Depuis les modifications à la loi fédérale qui criminalise l'achat de services sexuels, le Service de police de la Ville de Montréal (SPVM) a arrêté près de 20 clients de prostituées... mais le Directeur des poursuites criminelles et pénales (DPCP) a choisi de déposer des accusations dans seulement le tiers de ces cas.

En 2016, le SPVM a arrêté 15 hommes pour achat de services sexuels, et en 2015, 4 clients ont été arrêtés, indique l'inspectrice-chef Johanne Paquin, responsable de la stratégie sur la prostitution et la traite de personnes au SPVM. La loi fédérale sur la prostitution a été modifiée à la toute fin de 2014 afin de criminaliser l'achat de services sexuels.

Comment expliquer, alors, que seulement sept dossiers ont fait l'objet d'accusations de la part du Directeur des poursuites criminelles et pénales (DPCP)? «Soit les dossiers n'ont pas été retenus ou ont été retournés. Les dossiers sont évolutifs», se borne à dire Mme Paquin. Le porte-parole du DPCP, René Verret, souligne que certains de ces dossiers sont traités par les cours municipales, ce qui pourrait expliquer, en partie, ces chiffres.

À l'échelle du Québec, seulement 56 hommes ont été accusés par le DPCP d'achat de services sexuels, montrent des chiffres obtenus en vertu de la loi d'accès à l'information. «C'est la preuve que la loi n'est pas appliquée correctement», estimait la criminologue Maria Mourani dans nos pages il y a deux semaines.

Chose certaine, le SPVM dit vouloir mettre plus d'énergie dans l'arrestation de clients de prostituées. «Pour nous, 2014 a été une année charnière parce que la loi a changé, explique Johanne Paquin. On a formé les policiers sur la nouvelle loi pour leur expliquer comment ils devaient procéder au niveau des clients. Il a fallu démêler le rôle de tout le monde.»

«Interventions massives» au Grands Prix

Au cours des deux derniers Grands Prix de Formule 1, la police a fait des «interventions massives», indique Mme Paquin. Les policiers étaient présents dans la majorité des endroits où il était possible d'acheter des services sexuels. Résultat: sept arrestations en 2015. Mais le DPCP a déposé des accusations dans seulement quatre de ces cas.

Cela dit, même si la loi a changé, les priorités du SPVM concernent les mêmes enjeux sur le plan de la prostitution: l'exploitation sexuelle des mineures, la prostitution de coercition et la cohabitation dans les quartiers sensibles.

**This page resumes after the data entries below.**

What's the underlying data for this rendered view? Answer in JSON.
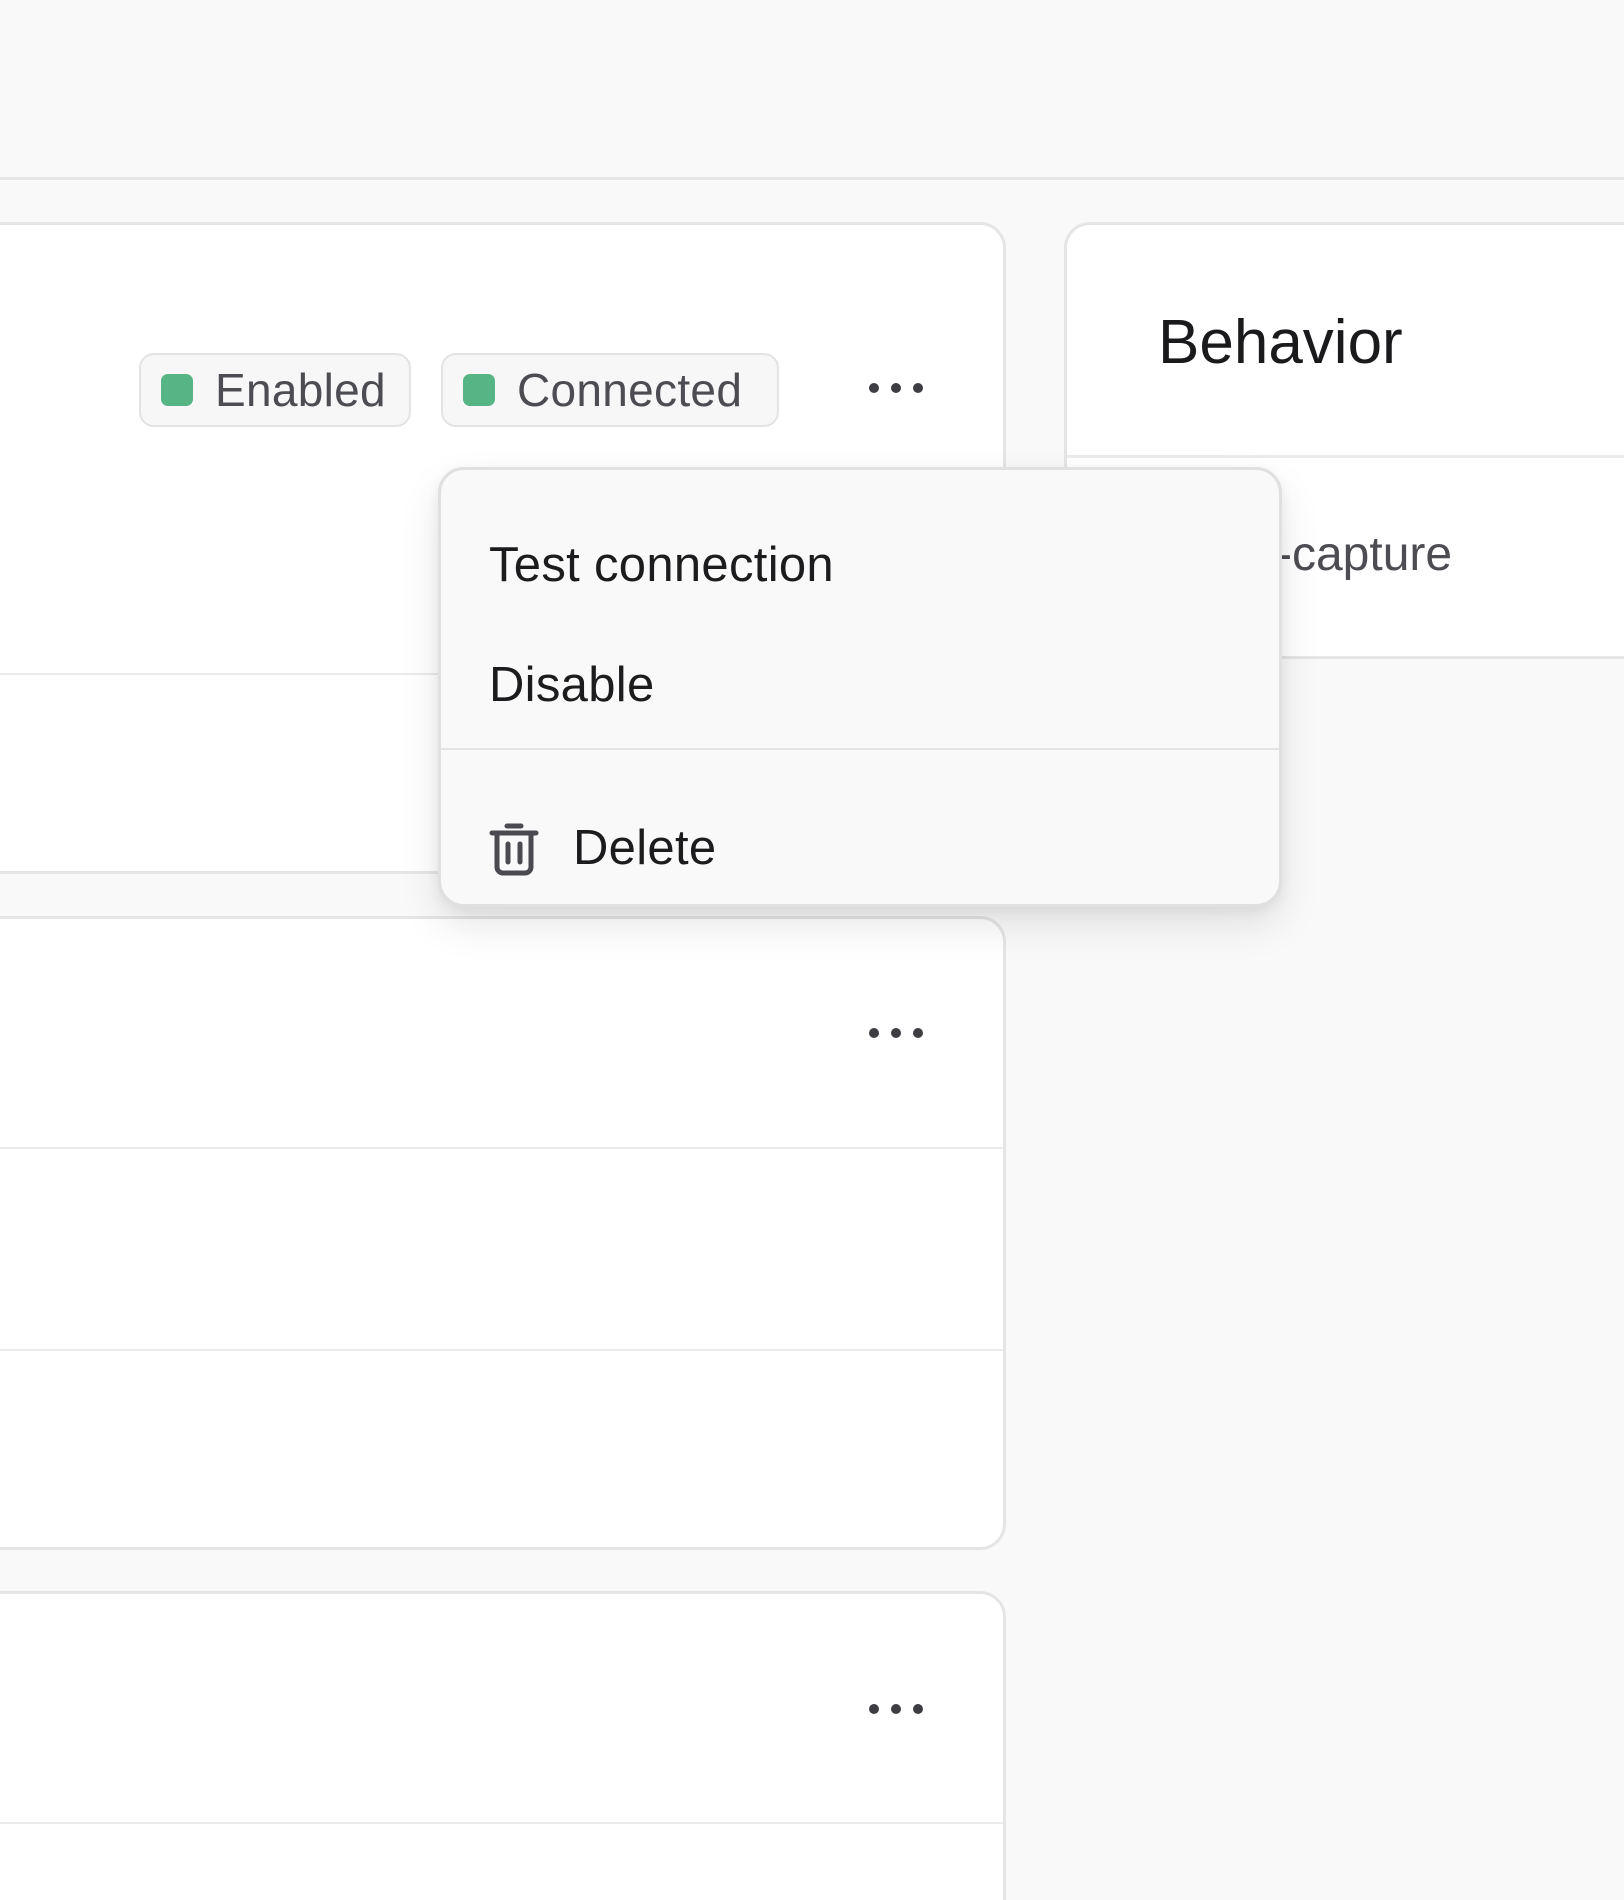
{
  "cards": [
    {
      "badges": [
        {
          "label": "Enabled",
          "status_color": "#57b485"
        },
        {
          "label": "Connected",
          "status_color": "#57b485"
        }
      ],
      "more_icon": "more-horizontal-icon"
    },
    {
      "more_icon": "more-horizontal-icon"
    },
    {
      "more_icon": "more-horizontal-icon"
    }
  ],
  "behavior": {
    "title": "Behavior",
    "value_fragment": "-capture"
  },
  "context_menu": {
    "items": [
      {
        "label": "Test connection"
      },
      {
        "label": "Disable"
      },
      {
        "label": "Delete",
        "icon": "trash-icon"
      }
    ]
  }
}
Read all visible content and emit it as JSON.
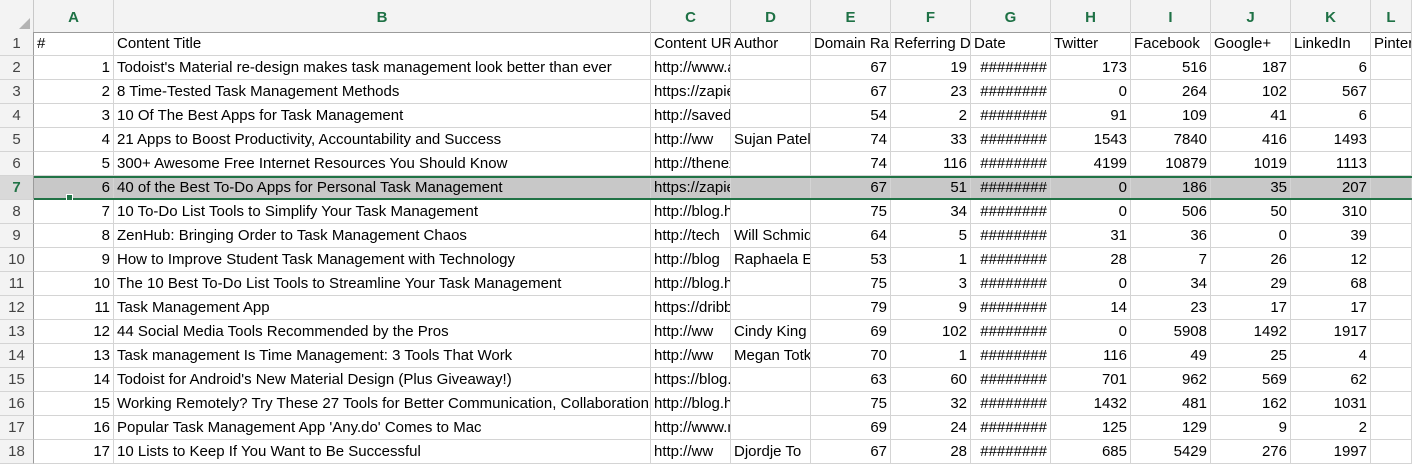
{
  "columns": [
    "A",
    "B",
    "C",
    "D",
    "E",
    "F",
    "G",
    "H",
    "I",
    "J",
    "K",
    "L"
  ],
  "header_row": [
    "#",
    "Content Title",
    "Content URL",
    "Author",
    "Domain Rank",
    "Referring Domains",
    "Date",
    "Twitter",
    "Facebook",
    "Google+",
    "LinkedIn",
    "Pinterest"
  ],
  "rows": [
    [
      "1",
      "Todoist's Material re-design makes task management look better than ever",
      "http://www.androidcentral.com",
      "",
      "67",
      "19",
      "########",
      "173",
      "516",
      "187",
      "6",
      ""
    ],
    [
      "2",
      "8 Time-Tested Task Management Methods",
      "https://zapier.com/blog",
      "",
      "67",
      "23",
      "########",
      "0",
      "264",
      "102",
      "567",
      ""
    ],
    [
      "3",
      "10 Of The Best Apps for Task Management",
      "http://savedelete.com",
      "",
      "54",
      "2",
      "########",
      "91",
      "109",
      "41",
      "6",
      ""
    ],
    [
      "4",
      "21 Apps to Boost Productivity, Accountability and Success",
      "http://ww",
      "Sujan Patel",
      "74",
      "33",
      "########",
      "1543",
      "7840",
      "416",
      "1493",
      ""
    ],
    [
      "5",
      "300+ Awesome Free Internet Resources You Should Know",
      "http://thenextweb.com",
      "",
      "74",
      "116",
      "########",
      "4199",
      "10879",
      "1019",
      "1113",
      ""
    ],
    [
      "6",
      "40 of the Best To-Do Apps for Personal Task Management",
      "https://zapier.com/blog",
      "",
      "67",
      "51",
      "########",
      "0",
      "186",
      "35",
      "207",
      ""
    ],
    [
      "7",
      "10 To-Do List Tools to Simplify Your Task Management",
      "http://blog.hubspot.com",
      "",
      "75",
      "34",
      "########",
      "0",
      "506",
      "50",
      "310",
      ""
    ],
    [
      "8",
      "ZenHub: Bringing Order to Task Management Chaos",
      "http://tech",
      "Will Schmidt",
      "64",
      "5",
      "########",
      "31",
      "36",
      "0",
      "39",
      ""
    ],
    [
      "9",
      "How to Improve Student Task Management with Technology",
      "http://blog",
      "Raphaela E",
      "53",
      "1",
      "########",
      "28",
      "7",
      "26",
      "12",
      ""
    ],
    [
      "10",
      "The 10 Best To-Do List Tools to Streamline Your Task Management",
      "http://blog.hubspot.com",
      "",
      "75",
      "3",
      "########",
      "0",
      "34",
      "29",
      "68",
      ""
    ],
    [
      "11",
      "Task Management App",
      "https://dribbble.com/",
      "",
      "79",
      "9",
      "########",
      "14",
      "23",
      "17",
      "17",
      ""
    ],
    [
      "12",
      "44 Social Media Tools Recommended by the Pros",
      "http://ww",
      "Cindy King",
      "69",
      "102",
      "########",
      "0",
      "5908",
      "1492",
      "1917",
      ""
    ],
    [
      "13",
      "Task management Is Time Management: 3 Tools That Work",
      "http://ww",
      "Megan Totka",
      "70",
      "1",
      "########",
      "116",
      "49",
      "25",
      "4",
      ""
    ],
    [
      "14",
      "Todoist for Android's New Material Design (Plus Giveaway!)",
      "https://blog.todoist.com",
      "",
      "63",
      "60",
      "########",
      "701",
      "962",
      "569",
      "62",
      ""
    ],
    [
      "15",
      "Working Remotely? Try These 27 Tools for Better Communication, Collaboration",
      "http://blog.hubspot.com",
      "",
      "75",
      "32",
      "########",
      "1432",
      "481",
      "162",
      "1031",
      ""
    ],
    [
      "16",
      "Popular Task Management App 'Any.do' Comes to Mac",
      "http://www.macrumors.com",
      "",
      "69",
      "24",
      "########",
      "125",
      "129",
      "9",
      "2",
      ""
    ],
    [
      "17",
      "10 Lists to Keep If You Want to Be Successful",
      "http://ww",
      "Djordje To",
      "67",
      "28",
      "########",
      "685",
      "5429",
      "276",
      "1997",
      ""
    ]
  ],
  "selected_row": 7
}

«On en a beaucoup sur notre assiette au SPVM. Il faut des orientations précises. Oui, il faut arrêter des clients, mais ça prend une capacité d'interventions sur le terrain. Si on fait une intervention et qu'il y a un client, on ne passe pas à côté, mais de là à dire qu'il y a des policiers qui font la chasse au client dans tous les postes de quartier, la réponse est non.»